By itself, BPH is not a serious condition, unless the symptoms are so bothersome that you can't enjoy life. But BPH can lead to serious problems. One problem is urinary tract infections.
If you can't urinate at all, you should get medical help right away. Sometimes this happens suddenly to men after they take an over-the-counter cold or allergy medicine.
In rare cases, BPH and its constant urination problems can lead to kidney damage.
Several tests help the doctor identify the problem and decide on the best treatment.
- Digital rectal exam. This exam is usually the first test done. The doctor inserts a gloved finger into the rectum and feels the part of the prostate that sits next to it. This exam gives the doctor a general idea of the size and condition of the prostate.
- Blood test. The doctor may want to test a sample of your blood to look for prostate-specific antigen, or PSA. If your PSA is high, it may be a sign that you have prostate cancer. But this test isn't perfect. Many men with high PSA scores don't have prostate cancer.
- Imaging. The doctor may want to get a picture of your prostate using either x rays or a sonogram. An IVP, or intravenous pyelogram, is an x ray of the urinary tract. For an IVP, dye will be injected into a vein. Later, when the dye passes out of your blood into your urine, it will show up on the x ray. A rectal sonogram uses a probe, inserted into the rectum, to bounce sound waves off the prostate.
- Urine flow study. You may be asked to urinate into a special device that measures how quickly the urine is flowing. A reduced flow may mean that you have BPH.
- Cystoscopy. Another way to see a problem from the inside is with a cystoscope, which is a thin tube with lenses like a microscope. The tube is inserted into the bladder through the urethra while the doctor looks through the cystoscope.
Several treatments are available. You'll have to work with your doctor to find the one that's best for you.
- Watchful waiting. If your symptoms don't bother you too much, you may choose to live with them rather than take pills every day or have surgery. But you should have regular checkups to make sure your condition isn't getting worse. With watchful waiting, you can be ready to choose a treatment as soon as you need it.
- Medicines. In recent years, scientists have developed several medicines to shrink or relax the prostate to keep it from blocking the bladder opening.
- Nonsurgical procedures. A number of devices have been developed to remove parts of the prostate. These procedures can usually be done in a clinic or hospital without an overnight stay. The procedures are transurethral, which means the doctor reaches the area by going through the urethra. The doctor's devices use thin tubes inserted through the urethra to deliver controlled heat to small areas of the prostate. A gel may be applied to the urethra to prevent pain or discomfort. You won't need general drugs that make you go to sleep. These procedures are called transurethral microwave thermotherapy (TUMT) and transurethral needle ablation (TUNA).
- Surgical treatment.

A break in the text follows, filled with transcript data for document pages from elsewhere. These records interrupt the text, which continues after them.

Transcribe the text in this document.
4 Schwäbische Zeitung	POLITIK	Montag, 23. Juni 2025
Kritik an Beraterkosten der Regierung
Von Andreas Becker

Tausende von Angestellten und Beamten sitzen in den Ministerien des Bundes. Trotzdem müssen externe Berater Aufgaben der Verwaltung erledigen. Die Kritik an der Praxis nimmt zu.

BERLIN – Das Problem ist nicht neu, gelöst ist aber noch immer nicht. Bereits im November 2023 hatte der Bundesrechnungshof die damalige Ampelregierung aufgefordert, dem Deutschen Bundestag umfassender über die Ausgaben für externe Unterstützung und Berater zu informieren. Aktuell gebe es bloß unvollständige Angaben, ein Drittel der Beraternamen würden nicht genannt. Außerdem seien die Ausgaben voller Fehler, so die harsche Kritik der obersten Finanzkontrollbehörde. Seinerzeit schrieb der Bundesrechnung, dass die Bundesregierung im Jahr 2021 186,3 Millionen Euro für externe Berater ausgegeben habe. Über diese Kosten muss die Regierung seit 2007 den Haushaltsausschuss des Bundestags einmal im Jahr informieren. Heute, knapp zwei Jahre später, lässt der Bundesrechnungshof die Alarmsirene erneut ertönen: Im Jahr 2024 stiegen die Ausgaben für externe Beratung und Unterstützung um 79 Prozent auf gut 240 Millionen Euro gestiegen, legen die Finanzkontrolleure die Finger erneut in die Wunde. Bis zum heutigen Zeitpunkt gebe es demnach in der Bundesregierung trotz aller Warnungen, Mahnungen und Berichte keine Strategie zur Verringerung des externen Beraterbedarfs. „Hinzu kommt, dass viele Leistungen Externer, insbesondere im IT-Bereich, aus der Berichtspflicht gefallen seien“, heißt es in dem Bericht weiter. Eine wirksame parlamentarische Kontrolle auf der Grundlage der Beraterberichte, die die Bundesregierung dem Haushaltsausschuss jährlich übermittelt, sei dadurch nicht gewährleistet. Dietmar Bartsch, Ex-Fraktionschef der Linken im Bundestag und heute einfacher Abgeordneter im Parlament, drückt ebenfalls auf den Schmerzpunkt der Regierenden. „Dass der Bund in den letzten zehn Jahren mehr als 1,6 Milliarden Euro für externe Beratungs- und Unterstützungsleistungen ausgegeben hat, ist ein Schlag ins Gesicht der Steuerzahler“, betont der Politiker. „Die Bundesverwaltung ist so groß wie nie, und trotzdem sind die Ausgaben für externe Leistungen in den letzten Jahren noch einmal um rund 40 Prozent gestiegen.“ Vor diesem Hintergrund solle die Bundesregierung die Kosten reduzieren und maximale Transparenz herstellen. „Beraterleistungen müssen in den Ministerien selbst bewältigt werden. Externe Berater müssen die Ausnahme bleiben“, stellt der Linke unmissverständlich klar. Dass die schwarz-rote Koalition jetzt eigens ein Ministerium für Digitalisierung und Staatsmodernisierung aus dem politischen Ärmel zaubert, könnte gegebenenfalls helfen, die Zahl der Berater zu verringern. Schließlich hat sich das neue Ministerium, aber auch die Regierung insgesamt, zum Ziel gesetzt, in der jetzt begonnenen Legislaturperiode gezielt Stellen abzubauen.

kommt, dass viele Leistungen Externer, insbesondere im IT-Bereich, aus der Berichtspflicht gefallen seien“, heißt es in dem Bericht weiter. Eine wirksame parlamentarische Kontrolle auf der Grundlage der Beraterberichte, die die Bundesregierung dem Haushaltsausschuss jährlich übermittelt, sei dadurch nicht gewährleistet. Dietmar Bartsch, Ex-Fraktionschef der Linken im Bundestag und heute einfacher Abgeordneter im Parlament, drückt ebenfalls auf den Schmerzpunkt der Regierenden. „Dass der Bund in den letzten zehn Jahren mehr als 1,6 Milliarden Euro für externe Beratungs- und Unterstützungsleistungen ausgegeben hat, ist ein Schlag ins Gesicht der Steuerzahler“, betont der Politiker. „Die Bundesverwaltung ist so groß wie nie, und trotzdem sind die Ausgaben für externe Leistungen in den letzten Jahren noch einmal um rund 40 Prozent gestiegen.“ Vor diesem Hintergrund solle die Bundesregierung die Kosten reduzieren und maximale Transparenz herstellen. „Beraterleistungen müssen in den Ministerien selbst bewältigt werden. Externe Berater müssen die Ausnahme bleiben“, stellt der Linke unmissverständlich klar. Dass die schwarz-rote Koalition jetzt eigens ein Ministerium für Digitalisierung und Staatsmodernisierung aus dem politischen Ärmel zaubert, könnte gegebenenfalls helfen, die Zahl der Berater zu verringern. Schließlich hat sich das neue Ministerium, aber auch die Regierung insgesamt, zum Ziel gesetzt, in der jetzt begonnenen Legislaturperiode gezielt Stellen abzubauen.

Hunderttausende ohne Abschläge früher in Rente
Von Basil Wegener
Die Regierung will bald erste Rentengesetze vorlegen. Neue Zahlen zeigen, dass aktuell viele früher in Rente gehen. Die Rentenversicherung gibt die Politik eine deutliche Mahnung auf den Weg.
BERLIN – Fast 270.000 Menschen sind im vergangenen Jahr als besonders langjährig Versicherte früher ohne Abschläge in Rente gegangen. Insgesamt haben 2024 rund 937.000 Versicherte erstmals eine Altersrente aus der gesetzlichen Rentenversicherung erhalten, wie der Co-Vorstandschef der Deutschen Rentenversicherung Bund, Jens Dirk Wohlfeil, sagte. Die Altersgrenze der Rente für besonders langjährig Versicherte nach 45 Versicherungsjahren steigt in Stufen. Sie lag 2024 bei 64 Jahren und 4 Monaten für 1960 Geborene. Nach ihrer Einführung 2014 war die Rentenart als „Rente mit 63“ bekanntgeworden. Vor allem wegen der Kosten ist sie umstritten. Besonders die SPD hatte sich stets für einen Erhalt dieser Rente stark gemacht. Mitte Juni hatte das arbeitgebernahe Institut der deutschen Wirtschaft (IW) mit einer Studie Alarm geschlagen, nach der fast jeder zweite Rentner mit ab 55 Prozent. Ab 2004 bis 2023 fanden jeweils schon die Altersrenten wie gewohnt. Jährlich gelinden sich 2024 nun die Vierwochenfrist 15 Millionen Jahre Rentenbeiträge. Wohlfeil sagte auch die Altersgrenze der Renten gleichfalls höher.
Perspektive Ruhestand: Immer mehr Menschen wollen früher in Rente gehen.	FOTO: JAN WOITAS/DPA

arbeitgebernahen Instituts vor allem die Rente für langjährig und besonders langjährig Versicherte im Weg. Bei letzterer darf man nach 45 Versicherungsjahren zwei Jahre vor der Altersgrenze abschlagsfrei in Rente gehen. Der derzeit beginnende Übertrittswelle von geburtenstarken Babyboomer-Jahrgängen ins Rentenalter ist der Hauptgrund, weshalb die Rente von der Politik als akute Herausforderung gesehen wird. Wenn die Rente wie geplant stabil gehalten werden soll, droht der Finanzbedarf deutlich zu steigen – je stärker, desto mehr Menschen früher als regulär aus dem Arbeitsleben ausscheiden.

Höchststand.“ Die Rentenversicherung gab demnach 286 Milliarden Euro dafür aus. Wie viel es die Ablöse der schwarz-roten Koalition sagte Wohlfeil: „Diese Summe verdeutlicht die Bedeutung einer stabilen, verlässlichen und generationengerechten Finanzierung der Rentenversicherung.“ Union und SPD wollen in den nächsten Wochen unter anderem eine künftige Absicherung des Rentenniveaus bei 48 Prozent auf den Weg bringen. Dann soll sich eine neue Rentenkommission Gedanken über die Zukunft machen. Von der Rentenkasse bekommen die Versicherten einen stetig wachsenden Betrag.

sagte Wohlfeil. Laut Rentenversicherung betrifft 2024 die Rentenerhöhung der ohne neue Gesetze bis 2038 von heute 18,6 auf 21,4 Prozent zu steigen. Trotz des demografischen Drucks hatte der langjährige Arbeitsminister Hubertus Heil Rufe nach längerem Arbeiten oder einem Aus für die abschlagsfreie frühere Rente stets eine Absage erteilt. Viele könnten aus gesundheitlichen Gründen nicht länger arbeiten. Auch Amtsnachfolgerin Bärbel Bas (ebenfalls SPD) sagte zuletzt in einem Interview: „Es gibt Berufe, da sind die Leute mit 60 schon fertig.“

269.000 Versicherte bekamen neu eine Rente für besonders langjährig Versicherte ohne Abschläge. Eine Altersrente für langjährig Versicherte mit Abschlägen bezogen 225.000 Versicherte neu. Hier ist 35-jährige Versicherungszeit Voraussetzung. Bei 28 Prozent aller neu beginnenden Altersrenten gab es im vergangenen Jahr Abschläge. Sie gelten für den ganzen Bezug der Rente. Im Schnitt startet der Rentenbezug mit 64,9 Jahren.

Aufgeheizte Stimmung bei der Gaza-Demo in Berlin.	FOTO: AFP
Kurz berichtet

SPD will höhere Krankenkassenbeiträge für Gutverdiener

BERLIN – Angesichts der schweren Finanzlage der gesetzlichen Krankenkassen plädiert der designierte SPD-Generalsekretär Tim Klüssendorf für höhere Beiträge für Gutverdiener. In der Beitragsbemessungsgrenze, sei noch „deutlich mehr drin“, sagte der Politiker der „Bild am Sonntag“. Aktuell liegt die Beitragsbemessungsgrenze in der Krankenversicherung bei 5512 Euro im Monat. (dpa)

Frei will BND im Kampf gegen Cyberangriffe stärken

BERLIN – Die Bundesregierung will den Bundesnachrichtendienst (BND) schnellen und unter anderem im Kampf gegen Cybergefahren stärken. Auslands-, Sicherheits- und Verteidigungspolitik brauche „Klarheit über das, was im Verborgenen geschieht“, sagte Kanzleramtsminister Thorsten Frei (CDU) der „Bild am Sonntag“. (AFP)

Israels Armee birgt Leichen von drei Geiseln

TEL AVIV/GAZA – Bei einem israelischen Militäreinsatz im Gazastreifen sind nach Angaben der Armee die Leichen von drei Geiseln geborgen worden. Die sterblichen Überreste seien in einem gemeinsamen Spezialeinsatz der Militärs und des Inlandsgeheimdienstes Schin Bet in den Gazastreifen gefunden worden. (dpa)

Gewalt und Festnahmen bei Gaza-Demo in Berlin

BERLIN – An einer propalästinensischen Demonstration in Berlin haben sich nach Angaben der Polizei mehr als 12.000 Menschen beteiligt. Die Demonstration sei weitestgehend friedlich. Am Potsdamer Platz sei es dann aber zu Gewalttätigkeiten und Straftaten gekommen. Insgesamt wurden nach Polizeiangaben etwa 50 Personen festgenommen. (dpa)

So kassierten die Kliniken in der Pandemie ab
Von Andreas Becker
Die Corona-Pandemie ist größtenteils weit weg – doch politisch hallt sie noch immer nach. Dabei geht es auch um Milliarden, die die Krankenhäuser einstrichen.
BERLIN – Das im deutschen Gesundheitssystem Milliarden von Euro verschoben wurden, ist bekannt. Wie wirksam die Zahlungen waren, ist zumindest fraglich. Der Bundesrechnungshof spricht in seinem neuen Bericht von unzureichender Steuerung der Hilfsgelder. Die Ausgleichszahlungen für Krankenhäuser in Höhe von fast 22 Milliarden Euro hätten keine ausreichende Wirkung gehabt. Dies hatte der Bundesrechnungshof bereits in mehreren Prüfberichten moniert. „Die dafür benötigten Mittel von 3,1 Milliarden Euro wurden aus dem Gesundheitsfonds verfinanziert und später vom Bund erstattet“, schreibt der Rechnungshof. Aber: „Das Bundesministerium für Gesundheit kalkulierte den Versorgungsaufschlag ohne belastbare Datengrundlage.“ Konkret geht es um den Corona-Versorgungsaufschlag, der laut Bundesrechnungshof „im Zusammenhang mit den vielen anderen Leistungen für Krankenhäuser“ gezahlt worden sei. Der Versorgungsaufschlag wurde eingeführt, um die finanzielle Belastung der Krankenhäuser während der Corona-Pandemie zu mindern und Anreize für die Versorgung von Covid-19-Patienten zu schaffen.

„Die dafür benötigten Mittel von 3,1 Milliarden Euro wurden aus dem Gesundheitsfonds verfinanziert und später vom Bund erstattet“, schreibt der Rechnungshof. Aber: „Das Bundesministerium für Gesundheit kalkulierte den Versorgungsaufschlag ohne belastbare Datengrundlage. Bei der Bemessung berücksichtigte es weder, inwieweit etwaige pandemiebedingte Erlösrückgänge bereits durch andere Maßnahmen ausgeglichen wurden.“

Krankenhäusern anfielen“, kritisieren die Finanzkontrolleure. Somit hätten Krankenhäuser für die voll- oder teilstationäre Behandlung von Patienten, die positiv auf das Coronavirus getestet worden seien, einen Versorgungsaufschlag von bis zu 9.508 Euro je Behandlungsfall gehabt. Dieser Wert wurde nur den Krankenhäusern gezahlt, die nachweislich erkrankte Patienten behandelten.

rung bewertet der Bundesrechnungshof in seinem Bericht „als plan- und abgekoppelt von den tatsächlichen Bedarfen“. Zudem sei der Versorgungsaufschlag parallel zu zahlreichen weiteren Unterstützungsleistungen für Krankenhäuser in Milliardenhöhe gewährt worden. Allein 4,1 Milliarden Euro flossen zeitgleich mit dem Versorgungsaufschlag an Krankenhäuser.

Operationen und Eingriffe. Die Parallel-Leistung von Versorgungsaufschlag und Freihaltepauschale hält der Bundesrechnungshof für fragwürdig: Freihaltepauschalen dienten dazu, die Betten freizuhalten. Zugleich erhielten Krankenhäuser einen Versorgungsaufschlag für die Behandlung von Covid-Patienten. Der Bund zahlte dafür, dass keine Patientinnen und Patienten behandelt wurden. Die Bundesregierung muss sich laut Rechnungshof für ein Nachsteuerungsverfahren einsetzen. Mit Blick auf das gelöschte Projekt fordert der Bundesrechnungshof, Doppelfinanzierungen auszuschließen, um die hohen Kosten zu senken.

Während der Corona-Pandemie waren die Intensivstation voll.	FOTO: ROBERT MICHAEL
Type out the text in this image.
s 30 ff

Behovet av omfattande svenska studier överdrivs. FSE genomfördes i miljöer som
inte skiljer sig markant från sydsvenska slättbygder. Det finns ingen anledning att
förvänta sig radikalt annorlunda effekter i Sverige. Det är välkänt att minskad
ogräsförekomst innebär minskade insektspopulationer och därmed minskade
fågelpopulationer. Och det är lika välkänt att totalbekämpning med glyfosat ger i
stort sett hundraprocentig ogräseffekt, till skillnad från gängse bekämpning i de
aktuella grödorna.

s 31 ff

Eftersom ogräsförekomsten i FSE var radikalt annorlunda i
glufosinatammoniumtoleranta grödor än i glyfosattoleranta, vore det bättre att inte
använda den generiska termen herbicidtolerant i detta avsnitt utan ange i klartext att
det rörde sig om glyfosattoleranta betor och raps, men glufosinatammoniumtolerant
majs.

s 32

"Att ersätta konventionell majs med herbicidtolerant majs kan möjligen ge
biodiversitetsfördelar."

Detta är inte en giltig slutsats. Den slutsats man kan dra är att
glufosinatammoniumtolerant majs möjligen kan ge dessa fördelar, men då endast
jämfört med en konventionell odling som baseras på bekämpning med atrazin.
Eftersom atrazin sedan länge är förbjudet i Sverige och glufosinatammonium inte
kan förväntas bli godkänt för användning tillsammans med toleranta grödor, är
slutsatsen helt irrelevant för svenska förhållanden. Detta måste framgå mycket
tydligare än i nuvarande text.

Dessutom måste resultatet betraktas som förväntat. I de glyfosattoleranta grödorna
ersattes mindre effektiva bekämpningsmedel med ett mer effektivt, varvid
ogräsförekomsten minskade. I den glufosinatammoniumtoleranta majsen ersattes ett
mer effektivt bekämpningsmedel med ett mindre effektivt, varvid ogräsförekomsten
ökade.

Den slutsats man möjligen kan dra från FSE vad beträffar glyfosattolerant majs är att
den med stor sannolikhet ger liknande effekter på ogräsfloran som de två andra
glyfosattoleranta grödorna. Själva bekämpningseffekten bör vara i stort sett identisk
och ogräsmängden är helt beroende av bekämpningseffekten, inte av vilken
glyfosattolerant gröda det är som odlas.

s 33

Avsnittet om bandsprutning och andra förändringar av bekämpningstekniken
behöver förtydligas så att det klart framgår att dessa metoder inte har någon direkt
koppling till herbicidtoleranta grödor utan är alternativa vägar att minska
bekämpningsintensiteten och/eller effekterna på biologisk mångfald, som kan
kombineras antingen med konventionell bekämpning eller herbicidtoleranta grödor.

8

Surgery to remove a piece of the prostate can be done through the urethra or in open surgery, which requires cutting through the skin above the base of the penis. Your doctor may recommend open surgery if your prostate is especially large. The most common surgery is called transurethral resection of the prostate, or TURP. In TURP, the surgeon inserts a thin tube up the urethra and cuts away pieces of the prostate with a wire loop under direct vision through a cystoscope. TURP and open surgery both require general anesthesia and a stay in the hospital.